Solved
Matrix Blocking Code Optimization in C. HELP!!!
Posted on 2010-11-19
I have to optimize this code by improving locality in order to make my program run in less clock cycles overall. I realize that the cache size and exact standard of clock cycle increase isn't exactly specified yet, but I'm just trying to get started.
int readArray(int* arr, int n, int r, int c)
{
return *(arr + (r * n) + c);
}
void writeArray(int* arr, int n, int r, int c, int value)
{
*(arr + (r * n) + c) = value;
}
void finalMatrix(int n, int* A, int* result)
{
int r, c;
for (r = 0; r < n; r++)
{
for (c = 0; c < n; c++)
{
// compute and write the value for the result array
writeArray( result, n, r, c, ( readArray(A, n, r, c) * readArray(A, n, r, c) ) );`
}
}
}
CODE IDEA: The initial code computes a final matrix whose elements ( row , column ) is the product of an input matrice's (here called "A") similar (row, column) * (column, row).
I realize that I need to use matrix blocking to allow for less cache misses when accessing the elements of A to produce the result matrix.
I'm just wondering how I should go about this.
I will eventually play around with the matrix blocking size, but for starters I wanted to grab like n/4 x n/4 blocks at a time.

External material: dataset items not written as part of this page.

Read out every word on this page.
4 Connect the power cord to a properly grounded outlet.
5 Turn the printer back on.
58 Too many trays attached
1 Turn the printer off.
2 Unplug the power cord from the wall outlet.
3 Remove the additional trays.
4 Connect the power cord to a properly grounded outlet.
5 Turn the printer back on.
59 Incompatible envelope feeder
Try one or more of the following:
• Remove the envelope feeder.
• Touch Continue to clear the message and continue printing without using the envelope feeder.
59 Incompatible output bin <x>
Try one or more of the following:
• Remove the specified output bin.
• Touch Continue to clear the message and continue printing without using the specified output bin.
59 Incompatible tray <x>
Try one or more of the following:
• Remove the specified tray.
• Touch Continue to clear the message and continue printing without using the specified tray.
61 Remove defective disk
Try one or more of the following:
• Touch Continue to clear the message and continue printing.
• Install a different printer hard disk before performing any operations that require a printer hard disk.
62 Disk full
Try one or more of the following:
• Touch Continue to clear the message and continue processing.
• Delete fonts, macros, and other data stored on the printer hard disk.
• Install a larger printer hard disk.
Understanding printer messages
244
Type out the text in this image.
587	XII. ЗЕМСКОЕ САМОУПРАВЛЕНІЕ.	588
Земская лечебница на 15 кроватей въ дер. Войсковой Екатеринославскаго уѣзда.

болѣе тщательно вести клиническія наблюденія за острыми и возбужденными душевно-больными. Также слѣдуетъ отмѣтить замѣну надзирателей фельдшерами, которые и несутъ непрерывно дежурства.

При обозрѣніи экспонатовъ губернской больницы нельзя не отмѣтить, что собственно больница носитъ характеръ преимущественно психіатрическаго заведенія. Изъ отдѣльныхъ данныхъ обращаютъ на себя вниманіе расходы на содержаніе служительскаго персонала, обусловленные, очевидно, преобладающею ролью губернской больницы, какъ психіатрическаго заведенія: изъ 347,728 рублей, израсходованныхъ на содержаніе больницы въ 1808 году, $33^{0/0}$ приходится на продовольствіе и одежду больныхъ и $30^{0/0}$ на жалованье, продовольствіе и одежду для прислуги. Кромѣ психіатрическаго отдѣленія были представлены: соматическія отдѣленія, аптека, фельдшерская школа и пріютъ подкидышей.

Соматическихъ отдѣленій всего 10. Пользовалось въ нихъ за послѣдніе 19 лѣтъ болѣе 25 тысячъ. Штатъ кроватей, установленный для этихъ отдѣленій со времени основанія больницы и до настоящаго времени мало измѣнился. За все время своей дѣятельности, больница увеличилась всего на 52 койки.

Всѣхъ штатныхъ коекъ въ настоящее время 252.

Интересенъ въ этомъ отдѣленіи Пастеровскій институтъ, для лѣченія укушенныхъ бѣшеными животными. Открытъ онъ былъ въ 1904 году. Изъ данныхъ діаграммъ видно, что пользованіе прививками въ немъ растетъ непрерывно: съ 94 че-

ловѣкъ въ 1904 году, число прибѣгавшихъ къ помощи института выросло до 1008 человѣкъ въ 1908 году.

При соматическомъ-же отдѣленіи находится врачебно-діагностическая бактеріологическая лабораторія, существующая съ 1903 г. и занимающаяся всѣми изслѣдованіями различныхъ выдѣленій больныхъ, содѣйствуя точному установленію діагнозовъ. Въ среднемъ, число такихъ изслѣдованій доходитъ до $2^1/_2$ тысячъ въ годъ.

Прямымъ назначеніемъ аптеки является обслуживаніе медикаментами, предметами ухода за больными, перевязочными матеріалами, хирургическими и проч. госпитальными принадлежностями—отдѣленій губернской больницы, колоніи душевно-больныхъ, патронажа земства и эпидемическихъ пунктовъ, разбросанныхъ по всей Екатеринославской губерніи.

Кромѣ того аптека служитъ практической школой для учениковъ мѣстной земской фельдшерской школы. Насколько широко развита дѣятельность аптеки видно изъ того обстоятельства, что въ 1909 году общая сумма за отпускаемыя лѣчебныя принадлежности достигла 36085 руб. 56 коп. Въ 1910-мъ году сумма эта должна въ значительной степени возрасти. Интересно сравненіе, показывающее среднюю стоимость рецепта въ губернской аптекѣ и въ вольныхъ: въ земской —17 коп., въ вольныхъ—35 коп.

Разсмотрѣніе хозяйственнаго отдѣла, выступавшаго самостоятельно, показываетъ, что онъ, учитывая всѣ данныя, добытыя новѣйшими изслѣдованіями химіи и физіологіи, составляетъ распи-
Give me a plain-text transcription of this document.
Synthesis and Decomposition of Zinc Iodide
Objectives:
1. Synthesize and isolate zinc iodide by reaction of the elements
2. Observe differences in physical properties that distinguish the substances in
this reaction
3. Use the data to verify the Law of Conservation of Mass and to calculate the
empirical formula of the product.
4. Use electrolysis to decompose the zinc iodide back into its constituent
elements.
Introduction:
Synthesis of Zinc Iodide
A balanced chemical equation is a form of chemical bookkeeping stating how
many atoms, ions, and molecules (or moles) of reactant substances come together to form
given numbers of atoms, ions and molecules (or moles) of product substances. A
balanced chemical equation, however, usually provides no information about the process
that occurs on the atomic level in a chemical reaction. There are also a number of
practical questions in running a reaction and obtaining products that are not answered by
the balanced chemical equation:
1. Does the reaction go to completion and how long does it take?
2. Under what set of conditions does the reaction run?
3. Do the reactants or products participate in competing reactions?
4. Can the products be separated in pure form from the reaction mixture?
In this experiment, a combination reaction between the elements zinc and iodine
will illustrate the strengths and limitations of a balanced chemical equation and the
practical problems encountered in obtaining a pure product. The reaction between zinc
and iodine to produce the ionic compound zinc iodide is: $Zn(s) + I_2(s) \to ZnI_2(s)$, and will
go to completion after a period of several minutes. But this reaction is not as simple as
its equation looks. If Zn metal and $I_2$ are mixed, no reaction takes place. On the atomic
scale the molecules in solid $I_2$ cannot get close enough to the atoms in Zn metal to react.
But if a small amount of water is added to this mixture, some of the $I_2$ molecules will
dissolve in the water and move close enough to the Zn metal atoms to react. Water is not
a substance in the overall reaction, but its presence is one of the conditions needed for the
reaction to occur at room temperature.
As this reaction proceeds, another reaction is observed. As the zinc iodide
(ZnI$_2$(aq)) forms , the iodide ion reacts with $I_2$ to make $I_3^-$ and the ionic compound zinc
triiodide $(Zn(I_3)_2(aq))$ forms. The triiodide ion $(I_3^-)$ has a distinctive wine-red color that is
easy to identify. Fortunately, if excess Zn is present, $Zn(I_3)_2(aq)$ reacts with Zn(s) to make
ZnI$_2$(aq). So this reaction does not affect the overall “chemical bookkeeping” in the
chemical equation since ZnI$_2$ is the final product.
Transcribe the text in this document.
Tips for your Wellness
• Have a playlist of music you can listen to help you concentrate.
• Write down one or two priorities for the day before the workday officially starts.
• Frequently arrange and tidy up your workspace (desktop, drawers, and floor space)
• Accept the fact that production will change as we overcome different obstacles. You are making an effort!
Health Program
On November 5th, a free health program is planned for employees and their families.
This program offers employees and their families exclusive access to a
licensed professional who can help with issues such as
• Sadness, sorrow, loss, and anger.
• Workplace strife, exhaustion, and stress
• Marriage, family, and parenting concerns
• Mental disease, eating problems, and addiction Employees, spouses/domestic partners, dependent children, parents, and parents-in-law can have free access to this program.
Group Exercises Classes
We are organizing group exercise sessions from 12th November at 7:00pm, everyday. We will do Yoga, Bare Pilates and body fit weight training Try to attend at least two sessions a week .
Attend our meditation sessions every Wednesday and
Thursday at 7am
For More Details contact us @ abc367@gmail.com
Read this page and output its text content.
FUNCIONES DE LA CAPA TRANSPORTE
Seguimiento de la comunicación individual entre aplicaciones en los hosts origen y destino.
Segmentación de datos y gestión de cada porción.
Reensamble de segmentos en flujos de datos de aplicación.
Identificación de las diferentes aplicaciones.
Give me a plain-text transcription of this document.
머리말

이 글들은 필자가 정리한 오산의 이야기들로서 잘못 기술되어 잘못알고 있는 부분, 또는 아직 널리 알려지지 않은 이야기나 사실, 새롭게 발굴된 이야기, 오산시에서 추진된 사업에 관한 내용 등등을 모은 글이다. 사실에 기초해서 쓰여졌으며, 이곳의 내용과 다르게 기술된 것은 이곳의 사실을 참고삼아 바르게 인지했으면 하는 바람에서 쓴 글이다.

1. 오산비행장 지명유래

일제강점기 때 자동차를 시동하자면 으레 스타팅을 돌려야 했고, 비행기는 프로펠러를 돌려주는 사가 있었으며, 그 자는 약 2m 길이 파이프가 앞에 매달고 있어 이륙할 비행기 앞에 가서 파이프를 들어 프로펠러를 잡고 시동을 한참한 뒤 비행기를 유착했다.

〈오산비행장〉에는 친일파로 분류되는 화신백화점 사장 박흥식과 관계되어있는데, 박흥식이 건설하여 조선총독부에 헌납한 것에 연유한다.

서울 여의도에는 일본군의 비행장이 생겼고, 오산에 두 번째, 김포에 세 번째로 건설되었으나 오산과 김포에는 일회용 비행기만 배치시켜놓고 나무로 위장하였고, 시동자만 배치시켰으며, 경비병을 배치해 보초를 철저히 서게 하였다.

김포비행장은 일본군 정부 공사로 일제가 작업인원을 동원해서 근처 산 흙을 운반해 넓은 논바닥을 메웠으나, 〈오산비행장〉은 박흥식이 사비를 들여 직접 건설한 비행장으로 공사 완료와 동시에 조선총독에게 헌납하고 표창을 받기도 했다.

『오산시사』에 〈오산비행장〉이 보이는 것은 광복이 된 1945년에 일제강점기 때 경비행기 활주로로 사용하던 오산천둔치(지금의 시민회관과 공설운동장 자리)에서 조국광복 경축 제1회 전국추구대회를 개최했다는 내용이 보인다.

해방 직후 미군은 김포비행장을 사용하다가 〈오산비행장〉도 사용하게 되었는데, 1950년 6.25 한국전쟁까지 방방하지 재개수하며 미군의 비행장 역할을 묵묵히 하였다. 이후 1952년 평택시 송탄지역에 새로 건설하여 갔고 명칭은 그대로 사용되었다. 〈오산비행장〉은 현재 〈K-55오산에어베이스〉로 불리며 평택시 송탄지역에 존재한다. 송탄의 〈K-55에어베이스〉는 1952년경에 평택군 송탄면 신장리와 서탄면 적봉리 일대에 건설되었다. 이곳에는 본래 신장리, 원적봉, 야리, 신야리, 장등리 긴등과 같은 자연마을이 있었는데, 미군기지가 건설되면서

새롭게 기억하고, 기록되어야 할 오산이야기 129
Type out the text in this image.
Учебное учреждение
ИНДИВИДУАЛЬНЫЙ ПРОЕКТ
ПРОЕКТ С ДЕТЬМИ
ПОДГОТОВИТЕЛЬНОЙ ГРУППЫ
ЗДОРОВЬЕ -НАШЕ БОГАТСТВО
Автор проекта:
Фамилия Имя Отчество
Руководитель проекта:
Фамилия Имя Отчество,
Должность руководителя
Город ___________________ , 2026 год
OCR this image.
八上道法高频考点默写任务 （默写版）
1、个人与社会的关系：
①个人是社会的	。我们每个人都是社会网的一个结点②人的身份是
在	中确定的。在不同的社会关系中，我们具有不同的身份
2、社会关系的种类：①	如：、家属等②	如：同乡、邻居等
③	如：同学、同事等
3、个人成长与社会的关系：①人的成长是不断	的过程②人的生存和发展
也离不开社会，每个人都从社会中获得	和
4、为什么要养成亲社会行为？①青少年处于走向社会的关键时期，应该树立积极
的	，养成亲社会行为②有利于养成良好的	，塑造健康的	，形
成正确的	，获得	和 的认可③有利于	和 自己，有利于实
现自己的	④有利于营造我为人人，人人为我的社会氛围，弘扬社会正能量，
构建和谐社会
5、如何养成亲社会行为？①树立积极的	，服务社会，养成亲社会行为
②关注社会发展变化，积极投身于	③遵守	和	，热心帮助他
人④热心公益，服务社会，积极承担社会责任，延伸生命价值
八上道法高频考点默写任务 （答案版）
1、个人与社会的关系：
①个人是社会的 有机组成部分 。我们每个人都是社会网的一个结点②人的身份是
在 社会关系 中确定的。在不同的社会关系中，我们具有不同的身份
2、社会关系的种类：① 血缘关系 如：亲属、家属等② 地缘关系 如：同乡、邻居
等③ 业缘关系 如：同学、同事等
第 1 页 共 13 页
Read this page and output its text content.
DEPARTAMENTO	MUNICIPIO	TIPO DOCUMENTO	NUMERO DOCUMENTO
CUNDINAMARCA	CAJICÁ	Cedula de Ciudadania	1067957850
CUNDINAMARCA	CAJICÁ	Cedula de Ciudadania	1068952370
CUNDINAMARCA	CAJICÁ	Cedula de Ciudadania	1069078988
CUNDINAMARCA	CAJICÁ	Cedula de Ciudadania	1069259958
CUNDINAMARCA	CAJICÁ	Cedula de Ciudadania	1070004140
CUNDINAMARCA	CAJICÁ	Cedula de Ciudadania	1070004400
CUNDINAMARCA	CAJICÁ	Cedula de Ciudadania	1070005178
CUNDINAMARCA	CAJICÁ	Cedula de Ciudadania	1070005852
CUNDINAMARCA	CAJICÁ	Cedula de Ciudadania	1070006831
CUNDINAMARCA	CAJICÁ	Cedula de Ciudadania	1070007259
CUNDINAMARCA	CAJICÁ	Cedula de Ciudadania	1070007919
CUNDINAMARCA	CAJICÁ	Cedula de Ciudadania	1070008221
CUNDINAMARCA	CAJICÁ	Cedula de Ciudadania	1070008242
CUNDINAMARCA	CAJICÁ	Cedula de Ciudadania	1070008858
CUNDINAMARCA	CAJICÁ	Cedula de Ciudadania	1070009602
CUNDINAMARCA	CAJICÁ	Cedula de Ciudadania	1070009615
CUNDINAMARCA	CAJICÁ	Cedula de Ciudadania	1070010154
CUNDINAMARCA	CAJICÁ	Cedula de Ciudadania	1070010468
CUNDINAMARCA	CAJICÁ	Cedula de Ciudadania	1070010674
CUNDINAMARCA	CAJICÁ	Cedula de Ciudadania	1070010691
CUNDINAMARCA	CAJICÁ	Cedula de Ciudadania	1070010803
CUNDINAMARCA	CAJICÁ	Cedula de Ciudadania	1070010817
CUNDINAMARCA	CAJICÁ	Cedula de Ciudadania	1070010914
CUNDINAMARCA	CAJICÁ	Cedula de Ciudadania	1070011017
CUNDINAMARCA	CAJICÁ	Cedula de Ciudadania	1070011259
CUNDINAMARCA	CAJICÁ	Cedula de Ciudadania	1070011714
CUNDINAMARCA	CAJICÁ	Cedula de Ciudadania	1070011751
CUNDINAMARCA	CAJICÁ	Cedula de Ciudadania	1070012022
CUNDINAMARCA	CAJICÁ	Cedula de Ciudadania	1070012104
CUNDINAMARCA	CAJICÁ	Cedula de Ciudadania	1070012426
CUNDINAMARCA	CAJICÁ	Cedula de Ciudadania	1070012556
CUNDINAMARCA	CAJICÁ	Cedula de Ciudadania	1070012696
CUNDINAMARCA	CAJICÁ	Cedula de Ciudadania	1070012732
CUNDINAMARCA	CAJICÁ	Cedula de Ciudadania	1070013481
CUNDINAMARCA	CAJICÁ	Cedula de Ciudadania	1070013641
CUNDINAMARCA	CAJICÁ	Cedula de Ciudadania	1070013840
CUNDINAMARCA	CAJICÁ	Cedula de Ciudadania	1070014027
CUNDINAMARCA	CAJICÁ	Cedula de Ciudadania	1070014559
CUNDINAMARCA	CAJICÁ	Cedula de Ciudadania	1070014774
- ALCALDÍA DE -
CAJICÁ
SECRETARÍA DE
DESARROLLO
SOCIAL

obviously the matrix "A" has good spatial locality when it goes in row major order (r,c) but when it goes by column this is terrible. I was initially thinking of transposing the matrix "A" into another matrix in which I can then use row major order again, but I think just using the same way as (r,c)*(c,r) with smaller matrix blocks will produce efficient results.
Please help me get on the road here.
---------------------------------------------------------------------